The idea of ideas or systems of ideas as "viruses" was first described by Richard Dawkins, who coined the term "meme" to mean a "postulated unit or element of cultural ideas, symbols or practices, gets transmitted from one mind to another through speech, gestures, rituals, or other imitable phenomena". They are analogous to genes (hence the similarity in spelling and pronunciation), in that they are said to self-replicate and respond to selective pressures. In this book, the author explains religion through this viral/meme metaphor.

The author first explains exactly how religion can be appropriately viewed using the viral metaphor, and then uses this metaphor throughout the book, explaining how different religions survive and dominate others, and how some of the strategies religion uses to survive and propagate are very similar to actual, biological viruses. He explains that religious conversion can affect individuals on the personality level, taking over critical thinking and causing an individual to be "immune" to other religions by being able to point out the flaws in other religions while simultaneously being unable to see the flaws in their own religion. The author speaks of the importance of "vectors" (priests, ministers, etc) in propagating religious ideas and how religious people and organizations will protect those "vectors" even in the case of abuse or other crimes.

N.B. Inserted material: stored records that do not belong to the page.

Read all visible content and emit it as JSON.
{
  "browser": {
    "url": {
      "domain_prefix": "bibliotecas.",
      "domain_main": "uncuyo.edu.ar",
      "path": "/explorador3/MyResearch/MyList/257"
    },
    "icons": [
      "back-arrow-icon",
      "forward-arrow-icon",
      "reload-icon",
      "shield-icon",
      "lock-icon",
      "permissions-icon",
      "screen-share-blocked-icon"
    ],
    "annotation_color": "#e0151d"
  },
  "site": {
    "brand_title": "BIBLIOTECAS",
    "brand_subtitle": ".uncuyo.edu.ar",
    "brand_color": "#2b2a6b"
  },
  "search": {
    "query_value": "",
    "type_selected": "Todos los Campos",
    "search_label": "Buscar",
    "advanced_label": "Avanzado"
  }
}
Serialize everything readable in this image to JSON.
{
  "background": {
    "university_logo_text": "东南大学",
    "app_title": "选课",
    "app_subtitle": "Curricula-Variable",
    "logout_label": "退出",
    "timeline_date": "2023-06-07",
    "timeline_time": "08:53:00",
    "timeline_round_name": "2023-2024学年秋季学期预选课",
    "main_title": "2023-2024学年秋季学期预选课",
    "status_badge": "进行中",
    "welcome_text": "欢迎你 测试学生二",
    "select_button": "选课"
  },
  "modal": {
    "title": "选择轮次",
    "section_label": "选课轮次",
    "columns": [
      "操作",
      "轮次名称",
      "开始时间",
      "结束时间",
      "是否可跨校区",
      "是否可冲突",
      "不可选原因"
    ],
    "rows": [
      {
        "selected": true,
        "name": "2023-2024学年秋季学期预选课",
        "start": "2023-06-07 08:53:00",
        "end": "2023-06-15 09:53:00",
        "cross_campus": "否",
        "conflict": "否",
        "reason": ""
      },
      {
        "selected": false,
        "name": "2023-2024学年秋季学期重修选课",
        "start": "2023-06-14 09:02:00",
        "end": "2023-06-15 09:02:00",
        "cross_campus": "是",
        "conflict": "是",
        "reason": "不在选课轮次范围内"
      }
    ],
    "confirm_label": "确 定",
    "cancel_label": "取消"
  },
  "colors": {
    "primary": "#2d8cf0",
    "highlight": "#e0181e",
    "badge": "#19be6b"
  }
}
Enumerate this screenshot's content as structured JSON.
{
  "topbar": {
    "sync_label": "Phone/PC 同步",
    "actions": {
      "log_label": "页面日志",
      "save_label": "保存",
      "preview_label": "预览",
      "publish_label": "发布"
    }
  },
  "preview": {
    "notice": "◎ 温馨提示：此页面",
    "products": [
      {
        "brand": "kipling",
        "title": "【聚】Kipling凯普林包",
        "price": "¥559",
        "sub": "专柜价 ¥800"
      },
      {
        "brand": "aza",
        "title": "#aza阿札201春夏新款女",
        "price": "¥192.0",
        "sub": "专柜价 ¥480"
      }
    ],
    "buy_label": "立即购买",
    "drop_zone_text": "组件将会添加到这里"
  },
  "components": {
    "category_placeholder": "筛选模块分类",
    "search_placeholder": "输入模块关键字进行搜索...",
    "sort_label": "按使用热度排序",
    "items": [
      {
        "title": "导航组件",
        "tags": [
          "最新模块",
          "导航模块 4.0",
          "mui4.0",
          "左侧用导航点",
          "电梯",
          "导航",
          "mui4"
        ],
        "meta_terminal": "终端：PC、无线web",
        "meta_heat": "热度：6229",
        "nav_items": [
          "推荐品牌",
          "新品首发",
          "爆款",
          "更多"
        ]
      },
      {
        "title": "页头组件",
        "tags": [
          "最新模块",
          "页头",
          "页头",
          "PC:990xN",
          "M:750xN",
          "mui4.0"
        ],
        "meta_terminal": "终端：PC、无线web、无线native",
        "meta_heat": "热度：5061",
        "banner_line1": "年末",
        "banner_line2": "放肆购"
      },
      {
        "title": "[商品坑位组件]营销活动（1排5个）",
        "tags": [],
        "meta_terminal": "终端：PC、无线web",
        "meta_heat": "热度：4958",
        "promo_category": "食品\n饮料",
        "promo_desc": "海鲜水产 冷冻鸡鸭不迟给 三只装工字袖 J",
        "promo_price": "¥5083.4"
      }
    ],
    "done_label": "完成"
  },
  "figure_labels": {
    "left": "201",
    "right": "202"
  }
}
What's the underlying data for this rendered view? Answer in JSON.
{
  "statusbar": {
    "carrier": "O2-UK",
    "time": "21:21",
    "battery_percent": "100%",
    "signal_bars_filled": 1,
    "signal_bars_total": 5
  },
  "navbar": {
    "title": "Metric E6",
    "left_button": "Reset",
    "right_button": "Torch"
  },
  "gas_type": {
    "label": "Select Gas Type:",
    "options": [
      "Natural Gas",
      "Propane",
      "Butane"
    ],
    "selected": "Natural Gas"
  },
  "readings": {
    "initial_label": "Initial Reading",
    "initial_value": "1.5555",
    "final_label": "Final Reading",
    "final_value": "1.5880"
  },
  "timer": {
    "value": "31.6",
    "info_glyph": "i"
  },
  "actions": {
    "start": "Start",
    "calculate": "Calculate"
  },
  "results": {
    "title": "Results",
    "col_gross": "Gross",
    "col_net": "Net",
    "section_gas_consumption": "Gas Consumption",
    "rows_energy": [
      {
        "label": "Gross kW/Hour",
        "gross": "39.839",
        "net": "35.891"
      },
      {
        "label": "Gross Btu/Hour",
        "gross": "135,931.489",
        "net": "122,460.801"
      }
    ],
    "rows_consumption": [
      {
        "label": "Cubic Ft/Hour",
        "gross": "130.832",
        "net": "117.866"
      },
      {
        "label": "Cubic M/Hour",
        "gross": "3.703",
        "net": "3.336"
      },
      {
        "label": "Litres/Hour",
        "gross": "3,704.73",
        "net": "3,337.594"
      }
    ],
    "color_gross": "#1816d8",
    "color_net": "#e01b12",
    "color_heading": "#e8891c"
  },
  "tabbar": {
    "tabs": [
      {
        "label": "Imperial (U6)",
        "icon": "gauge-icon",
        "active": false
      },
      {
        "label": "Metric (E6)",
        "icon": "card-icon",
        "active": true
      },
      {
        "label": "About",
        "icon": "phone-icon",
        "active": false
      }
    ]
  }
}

In the second chapter, the author explains the types of strategies the "god virus" uses to survive and spread, and how advanced religions are more effective than other religions, which is why they continue to survive and replicate. The author says that one of the tools to fight the "god virus" is science and critical thinking education, which is something that religion tends to rally against, especially if the science concerns ideas that seem counter to religious belief, I.E. Evolution.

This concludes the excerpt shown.